The UK prescribing information recommends quetiapine is administered twice daily, starting with a dosage of 50 mg/day. Quetiapine should then be titrated to a dosage of 100 mg/day on day 2, 200 mg/day on the third day and 300 mg/day on the fourth day, to a target dosage of 300 to 450 mg/day. Quetiapine may be adjusted within the range of 150 to 750 mg/day based on clinical efficacy and tolerability. In clinical trials in patients with Parkinson’s disease the mean quetiapine dosage ranged from 49 to 75 mg/day (range of 12.5 to 800 mg/day).
In elderly patients, those who are debilitated or who have a predisposition to hypotensive reactions, a slower rate of titration and a lower target dose should be considered.
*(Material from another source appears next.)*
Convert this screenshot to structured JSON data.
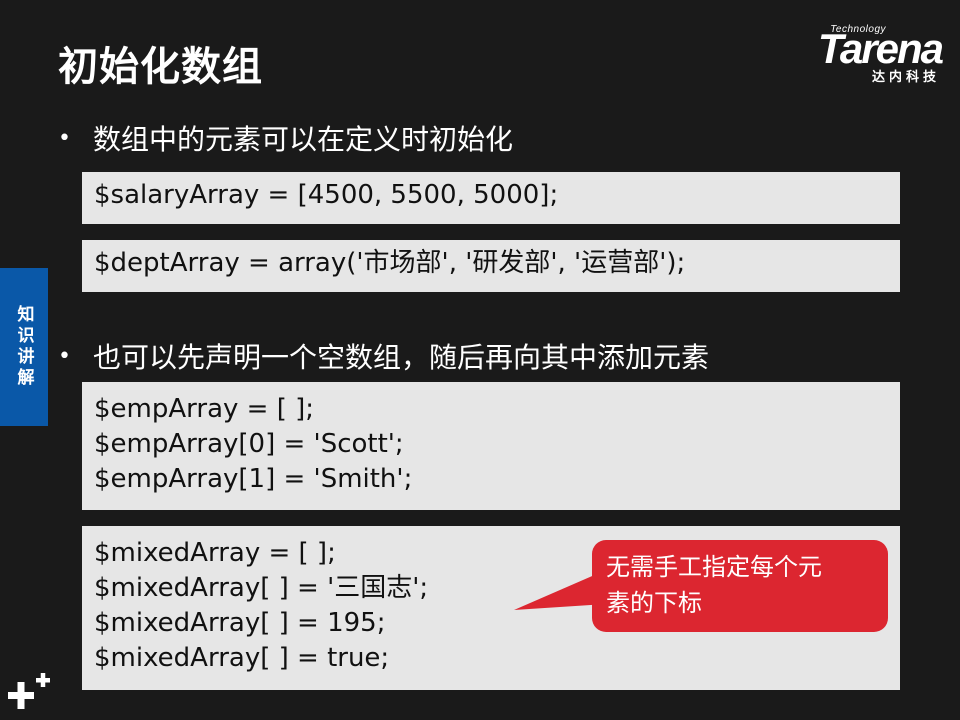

In patients with hepatic impairment, the initial daily dose should be 25mg, with daily increments of 25 to 50mg to a target dose determined by clinical response and tolerability.
Care is needed when quetiapine is administered in patients with known cardiovascular or cerebrovascular disease and patients susceptible to postural hypotension. In addition, there is a possibility that when given concomitantly with certain antihypertensive agents, quetiapine may potentiate postural hypotension and dizziness.
Somnolence may occur, particularly during the initial titration period. Quetiapine may also potentiate the cognitive and motor effects of alcohol and antagonise the effects of levodopa and dopamine agonists.